Culture&Arts

Mission Impossible clings to top spot

Mission Impossible clings to top spot

Disney's A Wrinkle in Time was also denied a release in China earlier this year, while the studio's new action film Mission Impossible: Fallout and Ant-Man and The Wasp were are among the Disney films which have opened there this year. They have apparently taken offence at the character's comparison to President Xi Jinping.

The government in Beijing has censored online images of Winnie the Pooh after some opponents likened the bear's appearance to President Xi Jinping and have used Pooh as a symbol of resistance.

In 2014, a photographed handshake between Xi and Japanese Prime Minister Shinzo Abe was matched with an image of Pooh gripping the hoof of his gloomy donkey friend Eeyore.

Chinese authorities immediately censored the meme after it became viral on social media.

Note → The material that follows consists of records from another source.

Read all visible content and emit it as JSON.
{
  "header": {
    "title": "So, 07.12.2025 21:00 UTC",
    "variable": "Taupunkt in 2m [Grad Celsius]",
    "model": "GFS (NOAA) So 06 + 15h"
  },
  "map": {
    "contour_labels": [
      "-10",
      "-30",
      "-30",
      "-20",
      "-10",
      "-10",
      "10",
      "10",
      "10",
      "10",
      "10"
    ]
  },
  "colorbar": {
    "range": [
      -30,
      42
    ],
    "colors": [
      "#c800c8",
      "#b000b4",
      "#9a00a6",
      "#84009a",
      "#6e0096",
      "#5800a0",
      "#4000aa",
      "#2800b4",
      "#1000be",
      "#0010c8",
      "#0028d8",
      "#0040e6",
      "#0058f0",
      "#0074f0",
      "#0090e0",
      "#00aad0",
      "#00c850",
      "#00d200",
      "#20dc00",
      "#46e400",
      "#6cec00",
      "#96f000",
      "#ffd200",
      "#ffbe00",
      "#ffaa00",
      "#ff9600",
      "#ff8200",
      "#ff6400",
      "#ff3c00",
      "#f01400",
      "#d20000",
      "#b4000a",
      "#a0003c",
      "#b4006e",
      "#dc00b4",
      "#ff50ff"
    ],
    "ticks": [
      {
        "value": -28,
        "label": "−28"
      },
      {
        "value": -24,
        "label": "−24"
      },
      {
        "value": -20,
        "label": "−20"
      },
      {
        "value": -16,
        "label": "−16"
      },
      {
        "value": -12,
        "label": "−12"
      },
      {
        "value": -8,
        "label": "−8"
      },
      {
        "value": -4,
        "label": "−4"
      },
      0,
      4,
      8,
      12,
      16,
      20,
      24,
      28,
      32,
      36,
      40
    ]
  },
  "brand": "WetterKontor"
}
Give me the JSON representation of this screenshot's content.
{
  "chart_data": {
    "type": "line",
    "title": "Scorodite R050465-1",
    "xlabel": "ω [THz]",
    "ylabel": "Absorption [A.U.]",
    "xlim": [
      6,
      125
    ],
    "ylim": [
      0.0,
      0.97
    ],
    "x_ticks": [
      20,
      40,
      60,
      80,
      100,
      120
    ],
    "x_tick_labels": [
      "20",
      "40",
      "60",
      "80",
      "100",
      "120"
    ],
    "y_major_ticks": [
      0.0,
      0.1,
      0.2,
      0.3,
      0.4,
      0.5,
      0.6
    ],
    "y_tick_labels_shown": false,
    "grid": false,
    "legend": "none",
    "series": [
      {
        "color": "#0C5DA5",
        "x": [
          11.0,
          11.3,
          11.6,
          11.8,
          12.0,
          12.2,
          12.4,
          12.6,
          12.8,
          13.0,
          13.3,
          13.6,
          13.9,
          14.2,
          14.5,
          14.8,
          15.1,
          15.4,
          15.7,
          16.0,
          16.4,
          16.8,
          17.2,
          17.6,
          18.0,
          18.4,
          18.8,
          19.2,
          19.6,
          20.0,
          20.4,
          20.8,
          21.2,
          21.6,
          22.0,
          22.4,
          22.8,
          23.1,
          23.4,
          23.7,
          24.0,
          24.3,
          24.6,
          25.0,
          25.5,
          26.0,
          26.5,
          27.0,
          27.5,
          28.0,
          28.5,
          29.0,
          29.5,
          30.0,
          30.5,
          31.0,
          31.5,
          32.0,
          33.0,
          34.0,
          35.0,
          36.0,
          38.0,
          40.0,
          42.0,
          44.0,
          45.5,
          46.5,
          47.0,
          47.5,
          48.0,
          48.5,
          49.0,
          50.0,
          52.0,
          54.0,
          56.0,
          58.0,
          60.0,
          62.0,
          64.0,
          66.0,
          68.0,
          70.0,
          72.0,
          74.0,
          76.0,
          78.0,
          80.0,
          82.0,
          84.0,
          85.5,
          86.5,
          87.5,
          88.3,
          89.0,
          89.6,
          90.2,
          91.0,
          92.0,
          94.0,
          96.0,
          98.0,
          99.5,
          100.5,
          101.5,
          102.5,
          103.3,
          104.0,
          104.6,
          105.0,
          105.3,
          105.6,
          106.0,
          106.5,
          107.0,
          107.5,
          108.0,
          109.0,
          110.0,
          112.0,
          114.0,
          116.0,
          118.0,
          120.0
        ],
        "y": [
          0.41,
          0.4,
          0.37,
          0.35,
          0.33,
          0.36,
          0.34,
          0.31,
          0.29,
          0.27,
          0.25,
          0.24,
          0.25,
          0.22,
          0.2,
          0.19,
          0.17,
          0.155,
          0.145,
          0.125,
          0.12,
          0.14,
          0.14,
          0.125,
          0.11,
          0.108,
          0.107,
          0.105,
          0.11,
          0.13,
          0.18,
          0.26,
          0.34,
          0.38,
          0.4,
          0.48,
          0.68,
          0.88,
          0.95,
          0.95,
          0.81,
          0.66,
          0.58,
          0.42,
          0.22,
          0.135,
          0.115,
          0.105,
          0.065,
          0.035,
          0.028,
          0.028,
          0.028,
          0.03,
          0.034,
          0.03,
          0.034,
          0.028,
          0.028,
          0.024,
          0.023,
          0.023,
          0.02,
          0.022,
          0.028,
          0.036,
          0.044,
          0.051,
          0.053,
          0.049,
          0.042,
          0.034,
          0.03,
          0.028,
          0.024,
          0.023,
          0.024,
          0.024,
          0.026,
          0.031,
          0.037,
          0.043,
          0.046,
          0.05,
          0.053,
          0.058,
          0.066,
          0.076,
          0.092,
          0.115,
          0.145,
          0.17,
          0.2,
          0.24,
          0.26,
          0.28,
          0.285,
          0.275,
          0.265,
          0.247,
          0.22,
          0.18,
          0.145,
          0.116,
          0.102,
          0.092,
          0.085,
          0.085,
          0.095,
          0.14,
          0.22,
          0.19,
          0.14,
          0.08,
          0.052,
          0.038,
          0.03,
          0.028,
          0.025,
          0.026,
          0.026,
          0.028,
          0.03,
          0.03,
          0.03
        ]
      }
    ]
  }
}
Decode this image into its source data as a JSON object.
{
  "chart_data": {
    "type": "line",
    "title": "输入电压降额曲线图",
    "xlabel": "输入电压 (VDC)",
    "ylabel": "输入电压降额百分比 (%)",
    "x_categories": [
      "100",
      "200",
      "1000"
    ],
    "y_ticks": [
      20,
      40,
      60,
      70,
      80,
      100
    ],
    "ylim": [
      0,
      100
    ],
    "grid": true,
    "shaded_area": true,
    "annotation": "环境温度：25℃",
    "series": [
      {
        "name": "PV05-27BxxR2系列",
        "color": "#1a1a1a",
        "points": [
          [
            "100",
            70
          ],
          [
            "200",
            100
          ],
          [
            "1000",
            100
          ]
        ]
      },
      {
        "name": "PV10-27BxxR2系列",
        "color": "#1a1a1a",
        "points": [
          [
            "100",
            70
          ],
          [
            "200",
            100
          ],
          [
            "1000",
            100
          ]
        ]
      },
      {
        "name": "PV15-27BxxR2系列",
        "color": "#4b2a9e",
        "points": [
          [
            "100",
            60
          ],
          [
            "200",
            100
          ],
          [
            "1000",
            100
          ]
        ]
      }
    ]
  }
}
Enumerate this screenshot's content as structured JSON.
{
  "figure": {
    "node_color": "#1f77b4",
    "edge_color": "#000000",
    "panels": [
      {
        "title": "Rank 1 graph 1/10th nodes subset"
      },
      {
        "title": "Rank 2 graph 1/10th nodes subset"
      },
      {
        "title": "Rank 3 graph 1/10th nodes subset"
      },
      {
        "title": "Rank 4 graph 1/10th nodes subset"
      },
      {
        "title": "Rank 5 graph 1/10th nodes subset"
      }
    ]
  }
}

The new film tells the story of a now middle-aged Christopher Robin, whose mundane life takes a turn when he is unexpectedly reunited with the Hundred Acre Wood's Winnie-the-Pooh, Tigger, Piglet and other animals from his childhood.




China, the world's second-largest film market, limits the number of foreign-made films allowed into the country to 34 a year.

The ban is part of the government's reported crackdown on banning Winnie the Pooh from the country's internet due to comparisons of the character to Chinese President Xi Jinping.

In June, Chinese authorities blocked American TV provider HBO after Last Week Tonight host John Oliver ridiculed Xi's sensitivity over being compared to Winnie-the-Pooh.

In 2015, the political analysis portal Global Risk Insights called a picture of Xi standing up through the roof of a parade vehicle paired with an image of a Winnie the Pooh toy auto "China's most censored photo" of the year.

This article has been adapted from its original source.